A Commonplace
IndexNextPreviousRandom21/7/2020
Project Contradiction Theory
So I've been talking and thinking about contradictions for a couple of weeks now. And I've come up with an idea of how we can use the idea of contradictions to focus on successful delivery of projects.
I'm going to call this idea "Project Contradiction Theory."
It's this:
The more successful you are at identifying and managing the contradictions in your project, the more successful your project is likely to be.
And this has a corrollary:
The more contradictions go unmanaged in your project, the less likely your project is likely to be.
And it also has this corollary:
The contradictions in your project are telling you where your model of the world is wrong.
I think this is a very interesting idea and I don't think I've seen it talked about much.
What I'm going to do now is list some contradictions that regularly pop up in projects. Some ways of finding more contradictions and some ways of managing them.
Some common contradictions
Let's start simple.
The project can't be done in the time required
The project can't be done with the money available
These are just "trade-off" contradictions. The way to manage them is to make them apparent, to make it apparent that a smaller scope could be delivered for whatever is the stated specific time, or the stated specific money. This idea is discussed in the Agile literature as the "Iron Triangle."
Of course, this contradiction has it's only corollary:
The sooner and more clearly this "Iron Triangle" contradiction is understood and made clear so it can be managed, the more likely it is that whoever makes it clear will be either silenced, or kicked off the project.
How this gets managed will be different in every case. What I've find to be effective is to come up with some way of counting the work that we know needs to be delivered for a particular deadline, and then some way of tracking the progress of the team through that work.
What you're trying to do by using this kind of progress tracking is involve as many of the team as possible (and the product owner) in the estimation, tracking and prediction process. By doing this, you're "dipping their hands in blood." I know, it's a nasty phrase. But what it's capturing is that you want everybody in the team to be involved in the predicition that the project won't deliver on time.
What I've yet to do, is to figure out a way of getting through predicting when a project will end without threats, recrimination and attempts to silence the bad news. So there's another contradiction:
By doing the right thing on a project, you increase the chances of getting kicked off a project.
What makes this slightly easier is that you don't want to be on a project that hasn't tackled this contradiction. Or I don't want to be, anyway. But I'm not going to pretend that this is easy. It isn't. I'm also not going to pretend that your project has much of a chance if you don't manage this contradiction.
You want to deliver your project, but there are lots of regulations stopping you from delivering your project (and you don't know what they are)
All sorts of projects are surrounded by regulation and "Non functional requirements". Government projects, financial projects, medical projects. Often, exactly what regulation, isn't clear until the project is either in its late stages, or it is actually live.
Again, the strategy for dealing with this contradiction is already known and it's a part of the Agile approach to software development - working software. But not just demonstrated working software. Working software in the hands of the users, or working software as near the hands of the uses as is possible. In general, the nearer you get to putting your working software in the hands of reals users, using real data and paying with or playing for real money, the more chance you have of flushing out non-functional requirements and regulations that you didn't know existed. Connected to this contradiction is another one:
Many non-functional requirements don't contain all (or any) requirements
They are just a process of putting a project in purgatory. Many old-fashioned "quality" checks are also only designed for "finished" products rather than early prototypes or small scope bits of working software. The way through this might not be to meet all the requirements, it might just be to show to the people who really want the software how much addressing the non-funtional requirements is costing.

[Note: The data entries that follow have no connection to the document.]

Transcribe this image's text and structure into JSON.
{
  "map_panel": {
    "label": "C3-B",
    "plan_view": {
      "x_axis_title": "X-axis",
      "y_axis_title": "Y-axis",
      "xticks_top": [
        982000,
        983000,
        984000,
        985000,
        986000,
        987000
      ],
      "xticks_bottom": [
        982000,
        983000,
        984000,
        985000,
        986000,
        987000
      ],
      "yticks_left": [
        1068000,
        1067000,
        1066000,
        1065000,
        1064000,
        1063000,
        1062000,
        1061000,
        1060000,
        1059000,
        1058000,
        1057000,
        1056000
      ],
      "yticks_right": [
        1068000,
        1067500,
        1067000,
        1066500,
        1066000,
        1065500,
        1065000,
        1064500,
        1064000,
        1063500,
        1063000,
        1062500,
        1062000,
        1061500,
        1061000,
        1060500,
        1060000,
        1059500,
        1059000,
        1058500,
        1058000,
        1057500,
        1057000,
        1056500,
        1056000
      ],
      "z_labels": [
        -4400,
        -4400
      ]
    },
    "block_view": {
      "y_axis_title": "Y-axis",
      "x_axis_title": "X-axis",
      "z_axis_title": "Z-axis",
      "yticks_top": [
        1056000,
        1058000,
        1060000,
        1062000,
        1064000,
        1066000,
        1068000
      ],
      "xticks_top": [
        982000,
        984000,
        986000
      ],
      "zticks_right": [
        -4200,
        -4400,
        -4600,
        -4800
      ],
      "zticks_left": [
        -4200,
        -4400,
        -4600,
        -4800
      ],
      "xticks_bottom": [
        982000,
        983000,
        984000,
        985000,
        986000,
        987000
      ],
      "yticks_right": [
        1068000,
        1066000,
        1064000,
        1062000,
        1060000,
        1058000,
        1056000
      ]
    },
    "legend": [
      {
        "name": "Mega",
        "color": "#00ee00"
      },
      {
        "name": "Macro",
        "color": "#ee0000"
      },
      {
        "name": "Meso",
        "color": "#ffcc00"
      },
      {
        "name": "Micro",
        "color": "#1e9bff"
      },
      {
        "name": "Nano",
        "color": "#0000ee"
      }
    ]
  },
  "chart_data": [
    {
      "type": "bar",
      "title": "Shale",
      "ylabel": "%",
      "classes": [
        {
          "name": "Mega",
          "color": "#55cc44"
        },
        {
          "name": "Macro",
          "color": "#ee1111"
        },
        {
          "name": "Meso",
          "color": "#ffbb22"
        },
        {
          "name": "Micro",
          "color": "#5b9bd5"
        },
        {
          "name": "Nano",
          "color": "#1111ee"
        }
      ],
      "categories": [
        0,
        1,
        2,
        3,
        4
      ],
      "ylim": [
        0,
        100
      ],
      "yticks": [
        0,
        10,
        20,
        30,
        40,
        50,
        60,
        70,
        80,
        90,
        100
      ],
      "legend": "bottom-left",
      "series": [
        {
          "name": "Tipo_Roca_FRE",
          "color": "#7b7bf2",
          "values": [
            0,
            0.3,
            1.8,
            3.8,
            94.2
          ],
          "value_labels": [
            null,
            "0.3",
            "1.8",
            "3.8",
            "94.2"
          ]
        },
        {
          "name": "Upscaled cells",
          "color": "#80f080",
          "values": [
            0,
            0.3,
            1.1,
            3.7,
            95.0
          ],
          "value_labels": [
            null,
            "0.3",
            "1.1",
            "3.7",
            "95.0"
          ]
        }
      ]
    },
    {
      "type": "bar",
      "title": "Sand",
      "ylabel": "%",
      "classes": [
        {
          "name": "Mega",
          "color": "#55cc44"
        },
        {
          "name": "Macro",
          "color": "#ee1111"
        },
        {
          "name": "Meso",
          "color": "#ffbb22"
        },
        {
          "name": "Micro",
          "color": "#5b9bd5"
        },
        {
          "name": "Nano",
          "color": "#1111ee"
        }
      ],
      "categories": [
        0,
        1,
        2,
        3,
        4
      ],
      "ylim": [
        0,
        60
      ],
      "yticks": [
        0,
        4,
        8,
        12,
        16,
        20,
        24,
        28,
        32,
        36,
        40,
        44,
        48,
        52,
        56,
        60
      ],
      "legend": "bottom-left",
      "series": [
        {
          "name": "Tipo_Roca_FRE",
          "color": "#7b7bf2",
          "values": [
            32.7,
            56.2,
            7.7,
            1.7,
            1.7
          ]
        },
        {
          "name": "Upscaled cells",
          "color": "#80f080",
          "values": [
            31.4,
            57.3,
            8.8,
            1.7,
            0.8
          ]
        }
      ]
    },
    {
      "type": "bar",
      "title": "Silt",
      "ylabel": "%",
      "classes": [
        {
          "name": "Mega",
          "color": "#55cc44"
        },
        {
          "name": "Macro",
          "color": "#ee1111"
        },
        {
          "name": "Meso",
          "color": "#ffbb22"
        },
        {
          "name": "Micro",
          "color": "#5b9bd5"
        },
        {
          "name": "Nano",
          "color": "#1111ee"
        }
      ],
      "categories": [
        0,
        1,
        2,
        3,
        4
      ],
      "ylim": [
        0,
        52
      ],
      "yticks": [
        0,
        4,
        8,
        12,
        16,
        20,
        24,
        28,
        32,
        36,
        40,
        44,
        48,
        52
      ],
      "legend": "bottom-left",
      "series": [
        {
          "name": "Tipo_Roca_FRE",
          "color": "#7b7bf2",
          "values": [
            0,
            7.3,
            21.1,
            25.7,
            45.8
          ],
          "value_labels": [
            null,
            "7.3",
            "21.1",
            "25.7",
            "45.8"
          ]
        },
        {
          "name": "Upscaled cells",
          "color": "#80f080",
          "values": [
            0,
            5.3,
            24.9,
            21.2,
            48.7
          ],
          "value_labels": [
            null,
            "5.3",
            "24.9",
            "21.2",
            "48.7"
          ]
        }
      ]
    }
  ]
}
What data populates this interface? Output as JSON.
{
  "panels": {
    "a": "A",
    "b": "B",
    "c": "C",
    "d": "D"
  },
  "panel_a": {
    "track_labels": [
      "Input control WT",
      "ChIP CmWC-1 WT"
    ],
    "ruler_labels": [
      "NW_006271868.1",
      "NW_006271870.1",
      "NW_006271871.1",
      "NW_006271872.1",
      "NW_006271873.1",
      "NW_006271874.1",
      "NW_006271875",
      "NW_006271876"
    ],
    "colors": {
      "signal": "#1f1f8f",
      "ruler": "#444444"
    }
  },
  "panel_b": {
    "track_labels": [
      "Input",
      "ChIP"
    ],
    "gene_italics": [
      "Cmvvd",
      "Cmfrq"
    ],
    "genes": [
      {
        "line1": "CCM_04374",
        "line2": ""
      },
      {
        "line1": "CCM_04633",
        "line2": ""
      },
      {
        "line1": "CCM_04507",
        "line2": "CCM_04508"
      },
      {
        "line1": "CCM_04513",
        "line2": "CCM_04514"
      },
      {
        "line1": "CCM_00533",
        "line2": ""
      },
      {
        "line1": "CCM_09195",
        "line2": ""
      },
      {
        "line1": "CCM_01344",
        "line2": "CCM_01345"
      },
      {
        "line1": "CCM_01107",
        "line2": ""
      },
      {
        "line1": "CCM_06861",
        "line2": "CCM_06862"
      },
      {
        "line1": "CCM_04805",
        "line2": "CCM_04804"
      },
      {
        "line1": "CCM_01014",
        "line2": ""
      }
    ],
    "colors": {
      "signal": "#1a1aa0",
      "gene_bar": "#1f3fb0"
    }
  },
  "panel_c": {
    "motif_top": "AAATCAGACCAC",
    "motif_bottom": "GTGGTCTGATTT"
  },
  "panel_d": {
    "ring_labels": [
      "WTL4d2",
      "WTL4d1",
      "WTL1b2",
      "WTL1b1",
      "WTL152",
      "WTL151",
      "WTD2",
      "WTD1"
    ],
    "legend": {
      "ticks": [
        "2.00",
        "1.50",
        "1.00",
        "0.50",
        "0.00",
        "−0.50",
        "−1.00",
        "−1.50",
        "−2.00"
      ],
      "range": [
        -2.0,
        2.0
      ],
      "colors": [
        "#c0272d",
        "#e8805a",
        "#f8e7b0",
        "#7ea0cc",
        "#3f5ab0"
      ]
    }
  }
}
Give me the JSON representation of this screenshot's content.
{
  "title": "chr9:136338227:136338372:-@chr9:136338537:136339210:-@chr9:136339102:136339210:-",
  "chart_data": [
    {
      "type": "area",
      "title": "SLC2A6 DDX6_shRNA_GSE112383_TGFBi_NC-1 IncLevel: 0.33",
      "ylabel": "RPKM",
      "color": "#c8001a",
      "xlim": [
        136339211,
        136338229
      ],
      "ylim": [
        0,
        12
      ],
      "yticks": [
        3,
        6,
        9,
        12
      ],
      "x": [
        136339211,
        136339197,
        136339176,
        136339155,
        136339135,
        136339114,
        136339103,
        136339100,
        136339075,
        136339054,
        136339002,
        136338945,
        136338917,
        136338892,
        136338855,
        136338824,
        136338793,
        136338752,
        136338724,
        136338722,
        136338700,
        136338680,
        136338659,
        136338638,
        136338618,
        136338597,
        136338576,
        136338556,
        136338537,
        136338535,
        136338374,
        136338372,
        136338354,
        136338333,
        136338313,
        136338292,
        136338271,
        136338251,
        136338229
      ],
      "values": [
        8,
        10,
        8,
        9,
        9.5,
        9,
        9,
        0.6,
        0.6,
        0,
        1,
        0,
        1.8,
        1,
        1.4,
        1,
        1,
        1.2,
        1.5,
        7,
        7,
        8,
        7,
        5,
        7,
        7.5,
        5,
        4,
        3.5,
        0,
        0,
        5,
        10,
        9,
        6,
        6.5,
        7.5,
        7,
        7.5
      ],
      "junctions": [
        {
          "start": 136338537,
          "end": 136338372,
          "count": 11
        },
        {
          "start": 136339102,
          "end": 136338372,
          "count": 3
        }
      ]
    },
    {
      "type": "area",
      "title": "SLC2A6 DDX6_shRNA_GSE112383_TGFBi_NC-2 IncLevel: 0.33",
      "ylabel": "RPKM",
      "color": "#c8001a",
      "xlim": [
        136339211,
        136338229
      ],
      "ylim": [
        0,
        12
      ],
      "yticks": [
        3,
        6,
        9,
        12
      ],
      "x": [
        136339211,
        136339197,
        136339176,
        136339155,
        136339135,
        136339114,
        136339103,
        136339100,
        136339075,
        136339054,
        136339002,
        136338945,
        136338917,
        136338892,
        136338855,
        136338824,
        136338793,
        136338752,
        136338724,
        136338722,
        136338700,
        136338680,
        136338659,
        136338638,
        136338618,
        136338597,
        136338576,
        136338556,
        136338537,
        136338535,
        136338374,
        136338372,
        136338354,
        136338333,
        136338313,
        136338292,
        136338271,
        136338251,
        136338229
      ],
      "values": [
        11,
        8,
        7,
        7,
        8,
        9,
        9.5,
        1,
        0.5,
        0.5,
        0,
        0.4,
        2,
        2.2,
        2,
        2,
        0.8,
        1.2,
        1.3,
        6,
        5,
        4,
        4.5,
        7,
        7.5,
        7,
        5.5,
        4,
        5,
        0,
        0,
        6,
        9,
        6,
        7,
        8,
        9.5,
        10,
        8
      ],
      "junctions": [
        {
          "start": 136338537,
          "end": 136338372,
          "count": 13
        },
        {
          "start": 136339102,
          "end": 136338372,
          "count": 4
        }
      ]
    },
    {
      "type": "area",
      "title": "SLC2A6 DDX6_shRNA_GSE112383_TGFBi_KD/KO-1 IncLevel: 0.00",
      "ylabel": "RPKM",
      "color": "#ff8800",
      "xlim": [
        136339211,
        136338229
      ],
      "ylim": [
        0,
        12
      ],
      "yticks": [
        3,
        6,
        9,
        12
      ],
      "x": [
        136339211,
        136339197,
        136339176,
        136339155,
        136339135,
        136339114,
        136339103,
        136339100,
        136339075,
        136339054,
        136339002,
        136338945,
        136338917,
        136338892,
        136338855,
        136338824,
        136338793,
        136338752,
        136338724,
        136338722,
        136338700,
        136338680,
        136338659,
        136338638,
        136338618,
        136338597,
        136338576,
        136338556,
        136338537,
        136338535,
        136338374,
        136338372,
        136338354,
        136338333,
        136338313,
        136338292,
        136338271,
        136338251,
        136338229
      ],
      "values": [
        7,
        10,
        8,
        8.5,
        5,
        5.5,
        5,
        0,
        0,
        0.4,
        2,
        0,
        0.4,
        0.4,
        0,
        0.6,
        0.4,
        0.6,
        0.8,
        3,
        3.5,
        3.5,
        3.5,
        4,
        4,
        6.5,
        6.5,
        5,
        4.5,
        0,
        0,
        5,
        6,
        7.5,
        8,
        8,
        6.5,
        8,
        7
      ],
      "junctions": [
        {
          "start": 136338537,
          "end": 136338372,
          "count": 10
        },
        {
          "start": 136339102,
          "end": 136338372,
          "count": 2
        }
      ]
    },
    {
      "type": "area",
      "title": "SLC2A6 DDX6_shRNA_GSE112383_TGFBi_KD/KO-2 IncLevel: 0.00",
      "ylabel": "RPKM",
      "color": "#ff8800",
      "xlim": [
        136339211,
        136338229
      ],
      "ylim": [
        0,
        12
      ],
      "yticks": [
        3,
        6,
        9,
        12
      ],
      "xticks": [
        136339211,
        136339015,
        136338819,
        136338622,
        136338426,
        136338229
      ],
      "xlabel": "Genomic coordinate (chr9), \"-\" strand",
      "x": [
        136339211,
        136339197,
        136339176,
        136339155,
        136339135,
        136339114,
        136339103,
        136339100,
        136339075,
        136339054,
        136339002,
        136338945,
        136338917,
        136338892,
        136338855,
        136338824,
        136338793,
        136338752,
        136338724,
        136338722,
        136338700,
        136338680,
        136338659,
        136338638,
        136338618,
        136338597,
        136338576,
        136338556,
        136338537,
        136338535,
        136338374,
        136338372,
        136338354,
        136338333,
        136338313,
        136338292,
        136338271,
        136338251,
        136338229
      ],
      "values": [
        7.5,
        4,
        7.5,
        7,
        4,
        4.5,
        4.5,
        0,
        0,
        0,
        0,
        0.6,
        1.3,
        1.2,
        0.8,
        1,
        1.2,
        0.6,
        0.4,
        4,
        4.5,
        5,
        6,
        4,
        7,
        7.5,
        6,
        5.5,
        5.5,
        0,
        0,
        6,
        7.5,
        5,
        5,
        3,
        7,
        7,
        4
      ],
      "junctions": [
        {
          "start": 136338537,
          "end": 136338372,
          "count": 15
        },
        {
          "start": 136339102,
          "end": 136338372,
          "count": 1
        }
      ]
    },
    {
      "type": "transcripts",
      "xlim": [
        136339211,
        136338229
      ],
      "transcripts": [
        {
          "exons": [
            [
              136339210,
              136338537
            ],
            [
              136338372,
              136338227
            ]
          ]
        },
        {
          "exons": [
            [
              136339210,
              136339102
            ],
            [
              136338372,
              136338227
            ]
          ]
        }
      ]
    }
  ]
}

There are also a whole bunch of contradictions about wanting the project.
The client really wants the project to be delivered until there's a chance it can be delivered
There's a quote that I read once in an encylopaedia of philosophy which I can't find anywhere on the internet:
"When the absolute touches the water, it becomes a fish"
Something like this happens when working software is released. When working software is release, it becomes a reality. And reality can be great, reality can pay off much more than a dream, but reality can also be terrible. Reality can make it clear that an idea was dumb. Reality can make it clear that an idea was coherent, but just doesn't pay. Reality can make clear the fatal, expensive and embarrasing flaws in and idea.
For a long time in a project, the person who is pushing the project will be lost in the dream of the project, then as the project is developed, teh person pushing the project will often complain that the project isn't being developed fast enough and isn't being delivered when it needs to be.
That doesn't stop this same person becoming, nervous and reluctant for a project to be launched when it starts to near completion. Because when the absolute touches the water and becomes a fish, who knows? Is it a shark? Is it a minnow? Is it a bucket of stinking chum?